The recent article by Saleem et al. described the alarming increase in multidrug-resistant (MDR) and extended drug-resistant (XDR) enteric fever cases from none to 16% and 40% respectively over ten years in a teaching hospital.1 This is certainly one of the indicators of rising widespread injudicious and empirical use of antimicrobials in their cohort of patients. Part of the contributory factors to empirical antimicrobial usage and evolving antimicrobial resistance to typhoid and paratyphoid could be the isolated use of serological tests like Widal and Typhidot for diagnosing typhoid without culture-based diagnostics. Such serological tests have low sensitivity and specificity and they cannot provide guidance about antimicrobial susceptibility but are still widely used in the community for diagnosing enteric fever.2 These serological tests can even be falsely positive with COVID-19 infection.3 In resource-poor countries of South East Asia, healthcare is fragmented and sometimes patients tend to change their providers quickly, looking for a rapid fix to their problem without waiting for the confirmation of diagnosis. The healthcare providers in such areas are at times compelled to treat moderately unwell patients in the community empirically based on these serological tests without opting to pursue the diagnoses more rigorously by culture and molecular methods like polymerase chain reaction using blood, urine and faeces specimen.4 There is certainly need for more education about the importance of culture and molecular diagnostic methods both to confirm the diagnosis and to guide antimicrobial selection in the community settings, otherwise unfortunately such disturbing patterns of antimicrobial resistance would continue to evolve when reviewed from a teaching hospital microbiological laboratory perspective, having a referred cohort of unwell hospitalised patients.

Sarmad Waqas

Consultant Physician (Locum), Infectious Diseases and General Medicine, St Vincent’s University Hospital, Elm Park, Dublin 4, Republic of Ireland


doi: 10.4997/JRCPE.2021.330


1 Saleem K, Zafar S, Rashid A. J R Coll Physicians Edinb 2021; 51: 129–32.

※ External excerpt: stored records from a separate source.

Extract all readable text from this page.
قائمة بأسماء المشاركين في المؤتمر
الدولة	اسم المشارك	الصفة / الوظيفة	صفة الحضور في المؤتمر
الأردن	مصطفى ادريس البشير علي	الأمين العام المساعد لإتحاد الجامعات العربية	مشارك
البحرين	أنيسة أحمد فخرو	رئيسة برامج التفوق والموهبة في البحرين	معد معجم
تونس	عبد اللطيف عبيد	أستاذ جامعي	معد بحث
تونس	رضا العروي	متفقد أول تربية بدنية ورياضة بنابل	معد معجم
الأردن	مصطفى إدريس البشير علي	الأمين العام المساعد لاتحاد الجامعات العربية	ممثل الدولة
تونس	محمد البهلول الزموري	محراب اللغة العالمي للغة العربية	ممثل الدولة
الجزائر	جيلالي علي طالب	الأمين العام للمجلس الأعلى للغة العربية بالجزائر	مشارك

2 Parry CM, Wijedoru L, Arjyal A et al. The utility of diagnostic tests for enteric fever in endemic locations. Expert Rev Anti Infect Ther 2011; 9: 711–725. doi:10.1586/eri.11.47.

3 Adapa VS, Adapa SS. COVID-19 patient’s false-positive seropositivity with typhoid fever serodiagnostic tests. 28 September 2020. Available at:

4 Hatta M, Smits HL. Detection of Salmonella typhi by nested polymerase chain reaction in blood, urine, and stool samples. Am J Trop Med Hyg 2007; 76: 139–143. [Erratum in Am J Trop Med Hyg 2007 Aug; 77: 403.]